Four Women Candidates for Parliamentary Elections in Kuwait

Voters stand in a queue to cast their votes at a polling station in Kuwait June 29,2006. Kuwaitis voted for a new parliament on Thursday with women running and casting ballots for the first time in a national poll in the Gulf Arab state.

Reports in Kuwait said that 43 people signed up on the fourth day of the registration process for the parliamentary elections scheduled for July 27.

The new hopefuls take the total number of candidates for the 50 green parliament seats to 179, including four women.

However, as Kuwaiti women cautiously take up their latest battle for parliamentary seats, the elections seemed headed towards a new chapter of suspense after two lawyers filed two separate petitions to the administrative court to have them reported.

One petition, filed by Adel Abdul Hadi, a lawyer, on behalf of a client, claimed the call for the elections on July 27 was not legally sound “as it was issued by a cabinet that had no such right since it did not include an elected member of parliament.”

Under Kuwaiti laws, the cabinet must have at least one minister who is an elected Member of Parliament.

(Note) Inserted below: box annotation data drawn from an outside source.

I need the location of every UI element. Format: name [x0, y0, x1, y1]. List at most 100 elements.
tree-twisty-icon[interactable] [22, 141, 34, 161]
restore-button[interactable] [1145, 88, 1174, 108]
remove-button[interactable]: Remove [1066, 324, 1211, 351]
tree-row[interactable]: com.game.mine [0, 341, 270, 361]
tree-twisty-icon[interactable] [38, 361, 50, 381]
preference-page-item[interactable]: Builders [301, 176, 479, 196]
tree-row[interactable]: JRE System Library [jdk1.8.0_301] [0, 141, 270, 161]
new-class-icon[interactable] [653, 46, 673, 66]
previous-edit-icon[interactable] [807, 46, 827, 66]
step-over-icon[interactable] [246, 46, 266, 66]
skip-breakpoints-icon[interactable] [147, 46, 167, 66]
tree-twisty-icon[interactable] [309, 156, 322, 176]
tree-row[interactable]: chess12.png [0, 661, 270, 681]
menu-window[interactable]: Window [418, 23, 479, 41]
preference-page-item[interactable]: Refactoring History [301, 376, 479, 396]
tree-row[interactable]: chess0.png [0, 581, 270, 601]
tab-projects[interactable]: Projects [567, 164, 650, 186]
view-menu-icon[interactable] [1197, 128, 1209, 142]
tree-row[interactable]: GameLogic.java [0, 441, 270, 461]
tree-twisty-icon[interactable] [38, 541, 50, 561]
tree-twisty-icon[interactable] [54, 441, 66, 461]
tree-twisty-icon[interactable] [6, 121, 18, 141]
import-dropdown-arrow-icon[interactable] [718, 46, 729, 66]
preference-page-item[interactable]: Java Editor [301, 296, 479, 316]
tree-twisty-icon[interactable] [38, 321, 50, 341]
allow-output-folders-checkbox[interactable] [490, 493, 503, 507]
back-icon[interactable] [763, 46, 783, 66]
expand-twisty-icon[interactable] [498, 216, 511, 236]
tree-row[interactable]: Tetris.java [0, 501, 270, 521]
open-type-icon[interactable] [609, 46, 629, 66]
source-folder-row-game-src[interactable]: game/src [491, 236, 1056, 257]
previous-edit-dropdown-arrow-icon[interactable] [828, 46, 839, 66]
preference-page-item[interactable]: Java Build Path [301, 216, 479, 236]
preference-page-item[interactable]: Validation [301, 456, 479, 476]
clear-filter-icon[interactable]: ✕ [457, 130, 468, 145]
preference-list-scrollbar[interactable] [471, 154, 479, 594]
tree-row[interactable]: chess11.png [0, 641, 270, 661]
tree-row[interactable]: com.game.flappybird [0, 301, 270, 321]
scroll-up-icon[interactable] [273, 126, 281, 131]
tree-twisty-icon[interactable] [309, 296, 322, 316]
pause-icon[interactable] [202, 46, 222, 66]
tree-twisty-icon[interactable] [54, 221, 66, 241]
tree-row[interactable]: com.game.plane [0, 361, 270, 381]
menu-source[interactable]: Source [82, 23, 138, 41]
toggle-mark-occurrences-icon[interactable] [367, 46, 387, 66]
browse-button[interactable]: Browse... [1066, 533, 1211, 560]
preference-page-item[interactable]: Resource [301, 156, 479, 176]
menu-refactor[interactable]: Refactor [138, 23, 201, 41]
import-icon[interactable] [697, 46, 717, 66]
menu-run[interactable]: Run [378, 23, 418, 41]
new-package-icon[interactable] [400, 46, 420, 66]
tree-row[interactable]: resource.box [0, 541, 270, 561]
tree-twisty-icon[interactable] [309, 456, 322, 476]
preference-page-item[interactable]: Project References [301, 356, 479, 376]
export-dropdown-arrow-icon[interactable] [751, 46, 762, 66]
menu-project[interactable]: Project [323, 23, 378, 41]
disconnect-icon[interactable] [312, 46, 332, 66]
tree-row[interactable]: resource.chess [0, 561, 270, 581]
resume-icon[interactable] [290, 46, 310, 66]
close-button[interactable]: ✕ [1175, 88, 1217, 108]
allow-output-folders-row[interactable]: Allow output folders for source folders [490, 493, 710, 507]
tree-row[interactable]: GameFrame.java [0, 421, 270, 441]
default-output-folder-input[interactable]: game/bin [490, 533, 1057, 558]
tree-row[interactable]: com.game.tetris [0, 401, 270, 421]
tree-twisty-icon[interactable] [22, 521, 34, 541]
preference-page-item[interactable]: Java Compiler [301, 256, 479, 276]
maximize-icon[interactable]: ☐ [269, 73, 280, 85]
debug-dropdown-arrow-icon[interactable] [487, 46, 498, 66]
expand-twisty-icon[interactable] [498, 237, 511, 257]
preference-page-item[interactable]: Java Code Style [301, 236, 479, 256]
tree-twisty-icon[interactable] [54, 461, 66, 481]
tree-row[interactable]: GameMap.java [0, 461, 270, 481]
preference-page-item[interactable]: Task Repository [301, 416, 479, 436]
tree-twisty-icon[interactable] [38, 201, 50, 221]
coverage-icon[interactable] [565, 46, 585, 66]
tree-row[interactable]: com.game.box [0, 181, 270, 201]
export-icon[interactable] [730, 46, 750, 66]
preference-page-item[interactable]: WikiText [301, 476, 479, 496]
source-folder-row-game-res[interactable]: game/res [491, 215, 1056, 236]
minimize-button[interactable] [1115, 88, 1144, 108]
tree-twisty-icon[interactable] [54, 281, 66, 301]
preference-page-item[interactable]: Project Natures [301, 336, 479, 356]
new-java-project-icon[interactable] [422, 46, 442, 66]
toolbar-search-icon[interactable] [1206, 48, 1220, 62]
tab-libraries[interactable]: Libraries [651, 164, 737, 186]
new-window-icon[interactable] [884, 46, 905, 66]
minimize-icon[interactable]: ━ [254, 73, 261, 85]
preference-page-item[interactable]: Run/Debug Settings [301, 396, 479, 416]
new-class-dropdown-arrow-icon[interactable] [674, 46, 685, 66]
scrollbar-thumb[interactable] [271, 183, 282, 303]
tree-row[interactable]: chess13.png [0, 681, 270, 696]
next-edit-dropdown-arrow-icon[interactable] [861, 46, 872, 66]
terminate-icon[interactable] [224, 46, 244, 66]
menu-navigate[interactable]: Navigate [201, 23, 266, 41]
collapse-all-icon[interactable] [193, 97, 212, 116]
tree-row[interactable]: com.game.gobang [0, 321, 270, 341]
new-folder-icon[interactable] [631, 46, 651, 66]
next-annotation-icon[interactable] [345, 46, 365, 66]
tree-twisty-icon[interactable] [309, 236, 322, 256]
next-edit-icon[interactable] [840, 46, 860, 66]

In the current Cabinet, Dhikra Al Rashidi, the minister of social affairs and labour, is the elected MP who was voted in on December 1.

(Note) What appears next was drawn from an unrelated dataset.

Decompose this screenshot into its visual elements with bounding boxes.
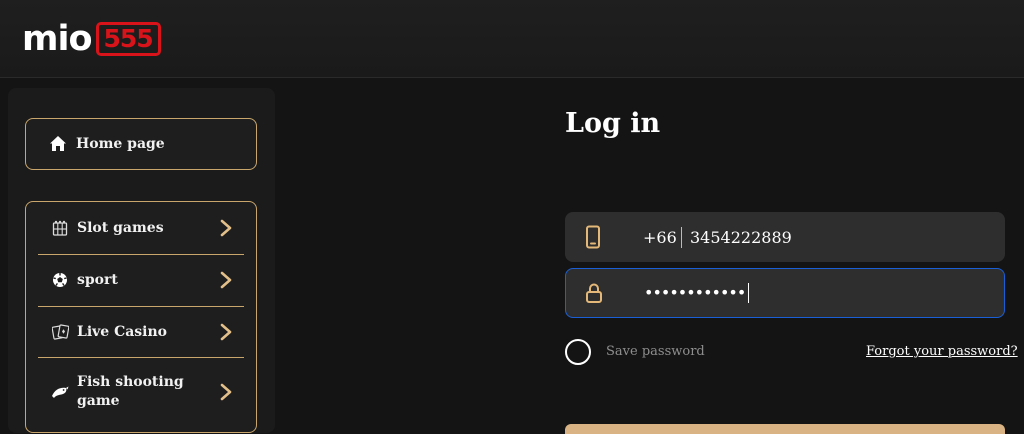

However, her parliamentary status was nullified in June after the Constitutional Court dissolved the parliament.

The lawyer argued that the cabinet, in the absence of an elected lawmaker, was not legitimate and that the approval of the Emiri to hold the parliamentary elections on July 27 was not legal.

The administrative court said it would look into the petition on July 7.

The second petition, filed by, Jasem Al Enezi, said the elections had to be postponed until after the Constitutional Court explained its landmark ruling on June 16 that dissolved the parliament, but upheld the decree that amended the controversial 2006 electoral law.

Under the amendment, voters could cast only one ballot instead of four as had been the custom.

The government said it was more in line with international principles and addressed all loopholes. However, the opposition said that it was meant to curb its powers and to ensure the election of a rubberstamp parliament.

The opposition said that it would once more boycott the elections, like it did in December, and urged Kuwaitis to keep away from signing up their names and from casting ballots.

Only two women had registered their names on the first three days as women seek to reinforce their political empowerment that saw them win four seats in 2009 for the first time in the country’s history. In subsequent elections, no woman won in February 2012 when conservatives and tribal candidates won by a landslide, but three women made it in December 2012 as several former lawmakers boycotted the polls.